Smith Undergrad Staff Spotlight
Kristin LaRiviere, Assistant Director of Undergraduate Programs
When Kristin LaRiviere, assistant director in the Undergraduate Program at the University of Maryland's Robert H. Smith School of Business, graduated with her M.A. in 2011, she had no desire to return back to school. Then, as the years went by and more of her peers returned to school, she started questioning if returning for a PhD was the right move for her. She ended up following the same advice that she gives students: don't proceed unless you know the "why" behind your decision.
In 2015, she found her "why" after enrolling in a graduate course about rankings through UMD's College of Education. Every class meeting left her questioning, challenging and eager to to engage in research. Recent research found the criteria of many popular national rankings was irrelevant to student learning, and moving up even three places in some rankings would require higher education leaders to spend at least an additional $1 million in the annual budget. Ultimately, she was led to the question: why do decisions in higher education sometimes pander to rankings developed by commercial publications with poor criteria?
As she reflected more on this question, she realized she had the start of a dissertation topic; She had her "why." With this "why" articulating into a personal statement, Kristin applied to the PhD program in higher education at the University of Maryland and has been accepted to start the program for fall 2017. In addition to helping her shed light on the decision-making process of leaders in higher education, Kristin is hoping her future research will also empower college seekers to understand that rankings are not necessarily an indicator of the quality of education they will receive. In her ideal future, rankings will no longer matter. Students seeking higher education will make decisions based on which institutions best fit their academic, financial, and career needs. Higher education leaders will stop pandering to numbers, and prioritize funding programs that are fiscally responsible but highly impact student learning and engagement.
Taking this philosophy to her work, she's been focusing more on collaborating with other departments in the college, on campus, and in our greater Smith community to best utilize our resources and to improve our student outcomes. One of the most successful collaborations so far has been the Global Mindset Colloquium, a collaboration with E&Y and the Smith Office of Global Initiatives to increase students' global mindset without having to leave campus. The first Colloquium group is about to graduate, and many participants have stopped Kristin in the hallway to thank her for the class. For some, the Colloquium inspired them to study abroad, and for others, the course helped them discover other sectors of business (such as transfer pricing).

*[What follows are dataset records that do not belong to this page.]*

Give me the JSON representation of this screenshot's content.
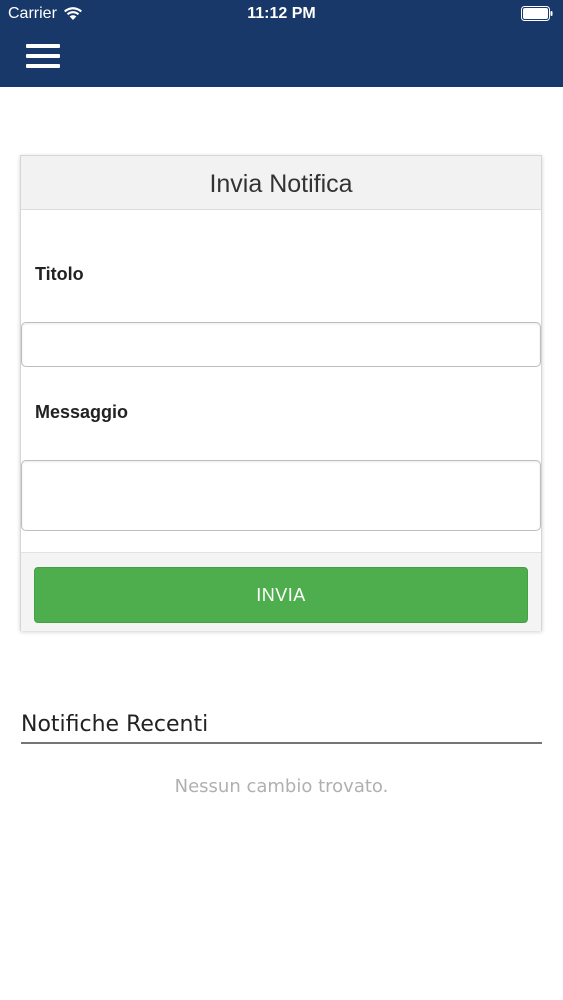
{
  "status_bar": {
    "carrier": "Carrier",
    "time": "11:12 PM"
  },
  "header": {
    "menu_icon": "hamburger-menu-icon",
    "background_color": "#173868"
  },
  "notification_form": {
    "title": "Invia Notifica",
    "title_label": "Titolo",
    "title_value": "",
    "message_label": "Messaggio",
    "message_value": "",
    "submit_label": "INVIA",
    "submit_color": "#4eae4e"
  },
  "recent": {
    "title": "Notifiche Recenti",
    "empty_text": "Nessun cambio trovato."
  }
}
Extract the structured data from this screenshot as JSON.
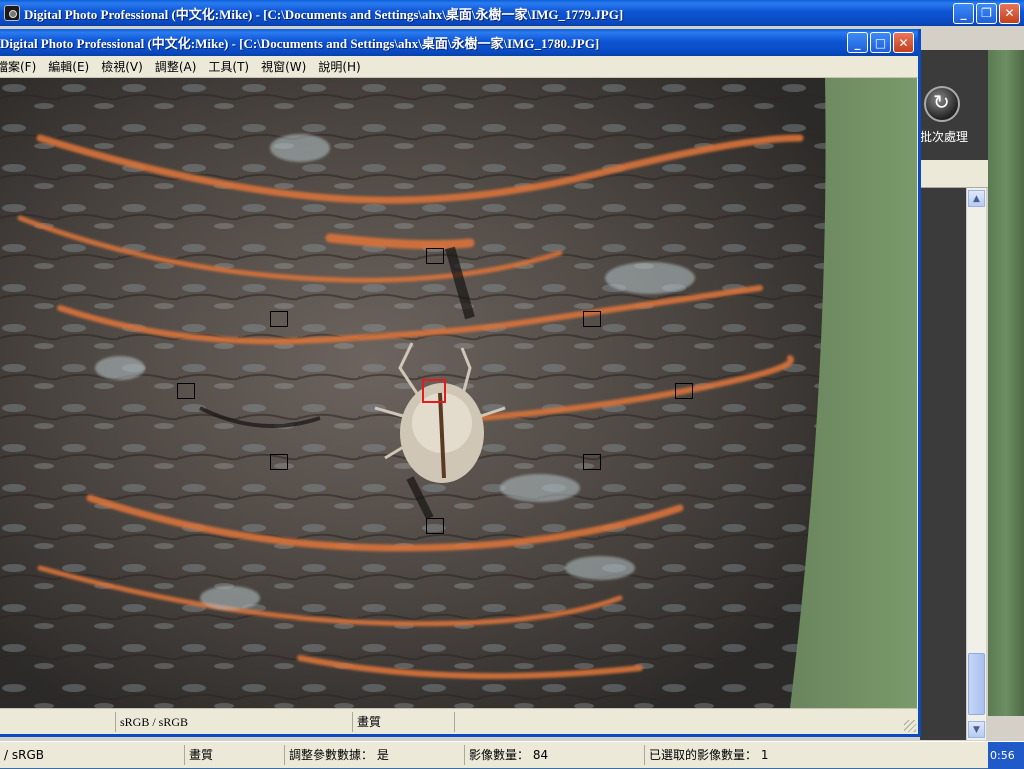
{
  "main_window": {
    "title": "Digital Photo Professional (中文化:Mike) - [C:\\Documents and Settings\\ahx\\桌面\\永樹一家\\IMG_1779.JPG]",
    "process_label": "批次處理",
    "status": {
      "color_space": "/ sRGB",
      "quality": "畫質",
      "recipe": "調整參數數據： 是",
      "image_count": "影像數量： 84",
      "selected_count": "已選取的影像數量： 1",
      "clock": "0:56"
    }
  },
  "viewer_window": {
    "title": "Digital Photo Professional (中文化:Mike) - [C:\\Documents and Settings\\ahx\\桌面\\永樹一家\\IMG_1780.JPG]",
    "menu": [
      "檔案(F)",
      "編輯(E)",
      "檢視(V)",
      "調整(A)",
      "工具(T)",
      "視窗(W)",
      "說明(H)"
    ],
    "status": {
      "blank": "",
      "color_space": "sRGB / sRGB",
      "quality": "畫質"
    }
  },
  "photo": {
    "subject": "cicada-shell-on-tree-bark",
    "af_points_count": 9,
    "selected_af_point": "center"
  },
  "colors": {
    "titlebar_blue": "#0a4bc4",
    "af_selected": "#e21b1b",
    "af_normal": "#000000",
    "bark_orange": "#d9733a"
  },
  "icons": {
    "minimize": "minimize-icon",
    "maximize": "maximize-icon",
    "restore": "restore-icon",
    "close": "close-icon"
  }
}
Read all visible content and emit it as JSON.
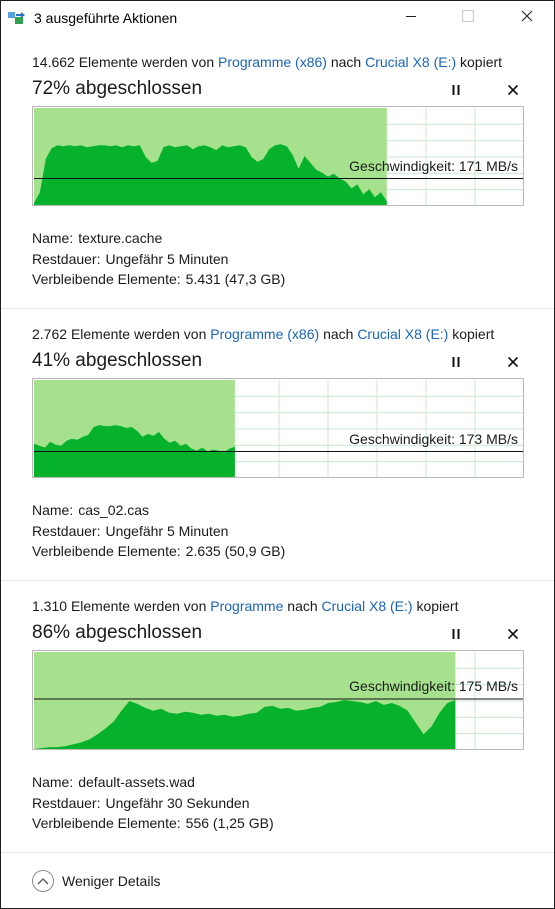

In April 2017, Kristin will be presenting on the importance of collaboration (and the Global Mindset Colloquium) at the National Undergraduate Business Symposium (NUBS) at the Carlson School of Business, University of Minnesota. NUBS brings together leaders of top undergraduate business programs to share best practices and discuss how we as business schools can best prepare the next generation of business leaders. Kristin hopes her presentation on best practices surrounding collaboration will inspire other business school leaders to work together to make the most of our resources and connections to increase student engagement and learning.